Summary
CBRE Holding, Inc.'s Form 10-Q for the period ending September 30, 2001, details the significant impact of its merger with CB Richard Ellis Services, Inc. (CBRE) on July 20, 2001. The financial statements reflect the combined entity's performance post-merger, along with the predecessor's results prior to the transaction. The company reported a net loss of $1.2 million for the three months ended September 30, 2001, a stark contrast to the profitable periods of its predecessor in the prior year. This loss is largely attributable to substantial merger-related and other nonrecurring charges, increased interest expenses from newly issued debt, and a decline in revenues driven by a softening economy and the aftermath of the September 11th events. Despite the near-term loss, the merger has significantly expanded CBRE's balance sheet, with total assets increasing substantially due to the acquisition. However, this growth is accompanied by a considerable increase in long-term debt, including new senior subordinated and senior notes, to finance the transaction. Investors should closely monitor the integration of the two entities, the management of the increased debt load, and the company's ability to return to profitability in a challenging economic environment.
Key Highlights
- 1CBRE Holding, Inc. completed a significant merger with CB Richard Ellis Services, Inc. (CBRE) on July 20, 2001, impacting its financial statements from that date forward.
- 2The company reported a net loss of $1.2 million for the three months ended September 30, 2001, compared to a net income of $7.0 million for the same period in the prior year (predecessor).
- 3Total revenues decreased by 15.4% to $225.6 million for the three months ended September 30, 2001, primarily due to softening economic conditions and the impact of events following September 11, 2001, affecting lease and sales revenues.

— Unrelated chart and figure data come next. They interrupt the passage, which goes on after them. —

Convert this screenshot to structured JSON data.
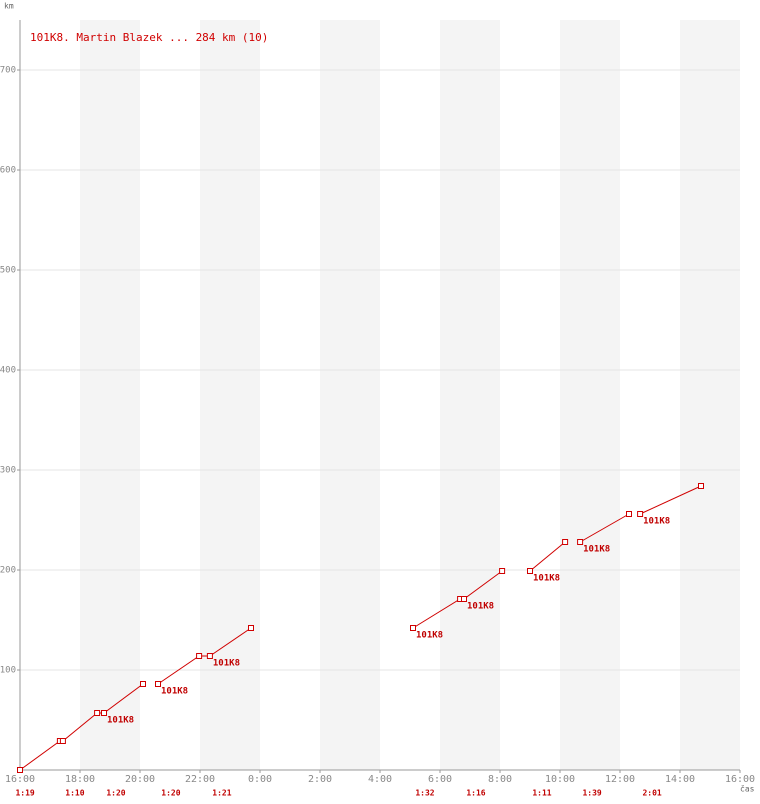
{
  "chart_data": {
    "type": "line",
    "title": "101K8. Martin Blazek ... 284 km (10)",
    "y_label": "km",
    "x_label": "čas",
    "xlim": [
      0,
      24
    ],
    "ylim": [
      0,
      750
    ],
    "xticks": [
      {
        "value": 0,
        "label": "16:00"
      },
      {
        "value": 2,
        "label": "18:00"
      },
      {
        "value": 4,
        "label": "20:00"
      },
      {
        "value": 6,
        "label": "22:00"
      },
      {
        "value": 8,
        "label": "0:00"
      },
      {
        "value": 10,
        "label": "2:00"
      },
      {
        "value": 12,
        "label": "4:00"
      },
      {
        "value": 14,
        "label": "6:00"
      },
      {
        "value": 16,
        "label": "8:00"
      },
      {
        "value": 18,
        "label": "10:00"
      },
      {
        "value": 20,
        "label": "12:00"
      },
      {
        "value": 22,
        "label": "14:00"
      },
      {
        "value": 24,
        "label": "16:00"
      }
    ],
    "yticks": [
      100,
      200,
      300,
      400,
      500,
      600,
      700
    ],
    "grid": true,
    "shaded_bands": true,
    "series": [
      {
        "name": "101K8",
        "color": "#d00000",
        "x": [
          0,
          1.33,
          1.43,
          2.57,
          2.8,
          4.1,
          null,
          4.6,
          5.97,
          6.33,
          7.7,
          null,
          13.1,
          14.67,
          14.8,
          16.07,
          null,
          17,
          18.17,
          null,
          18.67,
          20.3,
          null,
          20.67,
          22.7
        ],
        "values": [
          0,
          29,
          29,
          57,
          57,
          86,
          null,
          86,
          114,
          114,
          142,
          null,
          142,
          171,
          171,
          199,
          null,
          199,
          228,
          null,
          228,
          256,
          null,
          256,
          284
        ],
        "point_labels": [
          null,
          null,
          null,
          null,
          "101K8",
          null,
          null,
          "101K8",
          null,
          "101K8",
          null,
          null,
          "101K8",
          null,
          "101K8",
          null,
          null,
          "101K8",
          null,
          null,
          "101K8",
          null,
          null,
          "101K8",
          null
        ]
      }
    ],
    "lap_times": [
      {
        "x": 0.17,
        "label": "1:19"
      },
      {
        "x": 1.83,
        "label": "1:10"
      },
      {
        "x": 3.2,
        "label": "1:20"
      },
      {
        "x": 5.03,
        "label": "1:20"
      },
      {
        "x": 6.73,
        "label": "1:21"
      },
      {
        "x": 13.5,
        "label": "1:32"
      },
      {
        "x": 15.2,
        "label": "1:16"
      },
      {
        "x": 17.4,
        "label": "1:11"
      },
      {
        "x": 19.07,
        "label": "1:39"
      },
      {
        "x": 21.07,
        "label": "2:01"
      }
    ]
  }
}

- 4The balance sheet shows a substantial increase in total assets to $1.22 billion, largely driven by the acquisition, but also a significant rise in total liabilities to $972.2 million, including newly issued long-term debt.
- 5Significant merger-related and other nonrecurring charges of $3.3 million were recorded in the current quarter, contributing to the net loss.
- 6Interest expense increased substantially to $13.4 million from $11.0 million due to the debt incurred to finance the merger.
- 7Goodwill increased significantly to $629.1 million as a result of purchase accounting for the merger.